This disruption to the metabolic interaction between humans and their environments is evident in plantation fiction from Fiji, and the stories collected in Subramani’s The Fantasy Eaters, with their techniques of narrative circularity and uncanny returns, offer illuminating examples. As the collection’s title implies, the stories are concerned with the fantasies, myths and spiritual consolations embraced by indentured workers and their descendants, particularly as these clash with everyday experiences in Fiji, a place described as narak (hell) by the Indians who arrive there. While memories and desires shape how Fiji is perceived in the minds of migrants brought to the islands, Subramani shows how these desires – particularly for growth, prosperity, fertility and renewal – clash with the plantation’s depletive socio-ecological effects. Sugarcane is frequently connected to the spirits, ghosts and demons of Hindu and Fijian mythology in the stories. ‘Tell Me Where the Train Goes’, for example, depicts the ‘nightmarish world’ of the plantation as one threatened by both spirits and sardars, its residents fearing each other (the protagonist suffers flashbacks of mutilated corpses among the cane leaves) and cannibalistic ‘earth-bound spirits’ such as ‘Tevoro’ (kana tevoro), a Fijian night demon that eats bodies (11). The sugarcane resembles ‘Karkotaka, one of the main serpents of the underworld’: just as the Hindu demon Karkotaka is known for deforming and immobilising his victims, so too is the sugarcane imagined as a force that stunts and disfigures the bodies of its cultivators, curving their spines, crushing their limbs in mill machinery and leaving their faces and hands ‘gnarled and weather-beaten’ (13–14). In the story ‘Sautu’ (a word that ironically means ‘prosperous’ or ‘well-being’ in Fijian), the cane growers are described as ‘cracked and creased like the earth outside’, while the protagonist’s mental exhaustion is mirrored by the parched, dehydrated land, just as the arson that destroys his house is reflected in the burning cane-fields outside (3). Surrounded by imported mynah birds, the excrement of imported dogs and rats, the ‘monotonous hum’ of sugar-hungry mosquitoes and the disasters of fire and drought, Subramani’s nightmarish portrait of indenture in Fiji is bound up with the sugar plantation’s exhausting and violent effects in socio-ecological terms.
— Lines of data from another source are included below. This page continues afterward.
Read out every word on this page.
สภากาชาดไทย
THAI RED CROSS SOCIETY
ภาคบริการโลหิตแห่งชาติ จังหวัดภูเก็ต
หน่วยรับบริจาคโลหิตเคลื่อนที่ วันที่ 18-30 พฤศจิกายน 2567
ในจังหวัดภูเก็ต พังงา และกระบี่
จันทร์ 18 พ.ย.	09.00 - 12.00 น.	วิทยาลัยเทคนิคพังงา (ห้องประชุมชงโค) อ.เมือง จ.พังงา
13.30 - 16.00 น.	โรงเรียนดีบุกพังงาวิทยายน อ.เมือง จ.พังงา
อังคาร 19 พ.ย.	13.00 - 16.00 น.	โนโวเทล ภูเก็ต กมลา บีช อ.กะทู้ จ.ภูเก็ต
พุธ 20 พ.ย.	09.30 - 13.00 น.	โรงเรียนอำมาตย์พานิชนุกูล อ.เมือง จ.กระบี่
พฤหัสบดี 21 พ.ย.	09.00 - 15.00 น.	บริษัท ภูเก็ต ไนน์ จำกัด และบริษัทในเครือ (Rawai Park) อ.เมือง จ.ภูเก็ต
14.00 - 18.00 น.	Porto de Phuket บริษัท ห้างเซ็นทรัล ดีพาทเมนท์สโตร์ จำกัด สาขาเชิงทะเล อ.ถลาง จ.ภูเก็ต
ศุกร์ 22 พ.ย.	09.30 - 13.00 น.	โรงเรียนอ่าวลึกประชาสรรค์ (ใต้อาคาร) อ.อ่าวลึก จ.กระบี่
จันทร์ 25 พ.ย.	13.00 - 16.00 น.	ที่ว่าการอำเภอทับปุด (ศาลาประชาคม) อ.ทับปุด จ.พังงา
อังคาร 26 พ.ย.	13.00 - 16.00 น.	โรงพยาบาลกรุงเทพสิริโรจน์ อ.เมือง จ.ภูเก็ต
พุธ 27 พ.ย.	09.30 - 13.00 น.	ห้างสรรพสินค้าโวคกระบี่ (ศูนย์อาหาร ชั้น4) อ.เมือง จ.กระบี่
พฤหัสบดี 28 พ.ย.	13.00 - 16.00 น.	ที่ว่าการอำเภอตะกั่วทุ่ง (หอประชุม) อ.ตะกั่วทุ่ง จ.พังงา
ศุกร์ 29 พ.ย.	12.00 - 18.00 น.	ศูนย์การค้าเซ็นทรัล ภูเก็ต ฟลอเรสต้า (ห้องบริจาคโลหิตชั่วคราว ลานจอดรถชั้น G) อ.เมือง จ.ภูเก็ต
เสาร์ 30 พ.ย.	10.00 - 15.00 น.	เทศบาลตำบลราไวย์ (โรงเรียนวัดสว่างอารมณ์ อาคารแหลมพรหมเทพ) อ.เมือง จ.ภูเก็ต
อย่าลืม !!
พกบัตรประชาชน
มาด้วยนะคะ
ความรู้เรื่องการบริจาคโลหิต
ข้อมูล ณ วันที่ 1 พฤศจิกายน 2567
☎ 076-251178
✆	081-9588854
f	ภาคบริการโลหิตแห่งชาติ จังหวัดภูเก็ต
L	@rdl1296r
If ‘Sautu’ maps the protagonist’s depression onto the exhausted plantation setting, ‘Tell Me Where the Train Goes’ contrasts the extreme and violent dynamism of the sugar train – whose arrival and departure bookend the narrative – with the abandonment experienced by producers of the energy-commodity. The train’s engines are imbued in the story with gothic agency: groaning and hissing like a wild animal, the train produces ‘much collision and clanging of chains and metal’, throwing out sparks like an ‘angry monster’ (11;18). The protagonist tries to outrun the train but is electrocuted, leading the narrator to conclude that he was ‘shipwrecked in the barracks’ (18). If the ending shows how freedom requires the economic and political opportunities of citizenship and ownership denied to Indian migrants (without which escape would amount to social and economic abandonment), the cyclical structure of the story reinforces this sense of entrapment. The title question, which enquires fruitlessly into the destination of the train, evokes the limited perspective of the producer, who sees only the cane arriving and departing. The destination of the sugar train escapes the protagonist, who would often ‘wonder where the train went’ (14), serving as the emblem of a consumer modernity whose arrival is deferred due to its colonial, export-oriented function in Fiji. In this way, both the narrative circularity and open question of the title convey a sense of sucro-modernity’s paralysing division between the producers and the consumers of energy, building the metabolic rift into the very structure of the narrative.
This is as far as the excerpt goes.